Of course, Durham had the ability to fight back, the ability to say, No, this is my investigation and I’m here to find the truth wherever it leads. The DOJ certainly sanctioned the ability of other investigations to expand their focus, namely the Mueller investigation. If the DOJ was putting roadblocks in Durham’s way to hamstring his investigation and conceal the truth—their establishment crimes, Durham could have overcome them.
Tolman again: “I don’t want to excuse John Durham for failings that may have been the result of his decision making. Because he certainly could have pressed the envelope, been more public. But it’s not his demeanor to do so, and I think [the DOJ conspirators] knew that when they put him in that position. You needed someone that was going to be willing to butt their head up against the executive levels of DOJ and say, No, I am going to issue a subpoena to Jim Comey. I am going to subpoena Hillary Clinton. I’m going to subpoena [Andrew] McCabe and [Peter] Strozk. And if they want to take the 5th [Amendment], I’m going to make them do it on the record, and then I’m going to decide which ones I’ll give immunity to, and leverage, so that I can get them to talk. And they’ll be under oath. And if they don’t cooperate, we’ll go after them for obstruction. [The investigation] needed to have somebody that had that aggression, but [the DOJ conspirators] knew that they didn’t have that in John Durham.”

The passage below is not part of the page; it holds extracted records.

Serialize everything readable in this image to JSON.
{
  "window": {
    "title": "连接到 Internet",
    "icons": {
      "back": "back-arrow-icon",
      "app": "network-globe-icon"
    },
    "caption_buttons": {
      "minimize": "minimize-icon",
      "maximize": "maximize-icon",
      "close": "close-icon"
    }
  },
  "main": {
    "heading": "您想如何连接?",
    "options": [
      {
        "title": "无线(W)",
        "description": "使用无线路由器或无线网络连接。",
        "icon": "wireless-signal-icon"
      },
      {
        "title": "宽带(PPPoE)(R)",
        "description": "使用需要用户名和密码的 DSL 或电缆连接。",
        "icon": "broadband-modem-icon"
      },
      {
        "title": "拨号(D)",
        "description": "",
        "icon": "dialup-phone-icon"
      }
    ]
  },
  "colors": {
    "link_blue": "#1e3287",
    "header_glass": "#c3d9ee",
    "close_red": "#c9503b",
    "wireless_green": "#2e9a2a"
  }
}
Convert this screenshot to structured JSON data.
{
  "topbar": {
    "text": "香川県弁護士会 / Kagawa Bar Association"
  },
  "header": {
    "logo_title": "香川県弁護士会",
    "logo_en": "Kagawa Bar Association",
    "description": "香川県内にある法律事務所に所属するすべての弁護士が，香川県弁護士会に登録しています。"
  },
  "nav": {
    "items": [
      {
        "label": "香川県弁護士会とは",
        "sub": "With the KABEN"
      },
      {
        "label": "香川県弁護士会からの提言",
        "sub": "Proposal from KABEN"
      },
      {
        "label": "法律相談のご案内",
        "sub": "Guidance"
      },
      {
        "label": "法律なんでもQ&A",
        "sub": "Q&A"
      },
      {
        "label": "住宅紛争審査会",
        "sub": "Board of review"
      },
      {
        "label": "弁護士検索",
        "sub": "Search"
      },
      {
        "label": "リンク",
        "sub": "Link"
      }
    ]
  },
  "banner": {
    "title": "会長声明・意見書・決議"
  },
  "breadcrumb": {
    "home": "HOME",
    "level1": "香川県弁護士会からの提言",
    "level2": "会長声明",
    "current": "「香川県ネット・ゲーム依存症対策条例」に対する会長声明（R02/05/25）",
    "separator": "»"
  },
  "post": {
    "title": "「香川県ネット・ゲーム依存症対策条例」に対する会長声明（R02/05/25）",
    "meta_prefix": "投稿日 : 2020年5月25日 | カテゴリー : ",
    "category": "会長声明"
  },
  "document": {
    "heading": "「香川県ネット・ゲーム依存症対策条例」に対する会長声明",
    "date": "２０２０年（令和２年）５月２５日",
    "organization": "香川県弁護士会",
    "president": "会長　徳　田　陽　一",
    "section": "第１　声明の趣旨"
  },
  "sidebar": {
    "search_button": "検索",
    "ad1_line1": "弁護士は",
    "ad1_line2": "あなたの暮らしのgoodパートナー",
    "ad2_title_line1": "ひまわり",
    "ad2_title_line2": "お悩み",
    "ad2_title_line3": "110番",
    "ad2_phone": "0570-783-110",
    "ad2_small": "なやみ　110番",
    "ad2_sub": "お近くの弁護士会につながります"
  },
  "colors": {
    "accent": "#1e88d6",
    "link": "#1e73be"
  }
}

So then, was John Durham a willing conspirator, or merely temperamentally weak and controllable?
Either way, the establishment conspirators all got what they wanted: no punishment.
The math is interesting: virtually everyone in Washington, the news media, and the entertainment industry despises Trump, to include former Attorney General William Barr, who appointed Durham to investigate crimes against Trump, and current AG, Merrick Garland, who unprecedentedly raided Trump’s Mar-a-Lago home for classified documents, and indicted him for related crimes. Durham just testified to congress that the entire Russian collusion matter was a treasonous plot involving all these establishment figures and agencies. And all are not only ignoring the revelation, but still angling to destroy the plot’s target and victim: Donald Trump.
As recent years keep repeatedly revealing, the question about any and every establishment figure is not: are they corrupt? But are they not corrupt? Unfortunately, none can be afforded the benefit of presumed honesty and righteousness and innocence anymore. Henceforth, the assumption must be: they’re dirty, until they prove themselves otherwise.
In his testimony to congress, Durham said his findings are “serious” and “deserve attention from the American public and its representatives.” “We found troubling violations of law and policy in the conduct of highly consequential investigations directed at members of a presidential campaign and ultimately, a presidential administration [the Trump administration]. To me,” he said, “it matters not whether it was a Republican campaign or a Democrat campaign. The law ought to apply to everybody in the same way.”
Well, Durham had the equal justice ball in his hands, and an opportunity to do just that. So, why didn’t he?
A weak and controllable temperament seems awfully convenient … to me.
The unfortunate suspicion is Durham’s fault, purely a consequence of not having the cojones to do what was clearly and unmistakably right—if, indeed, that concept was ever a consideration in the first place.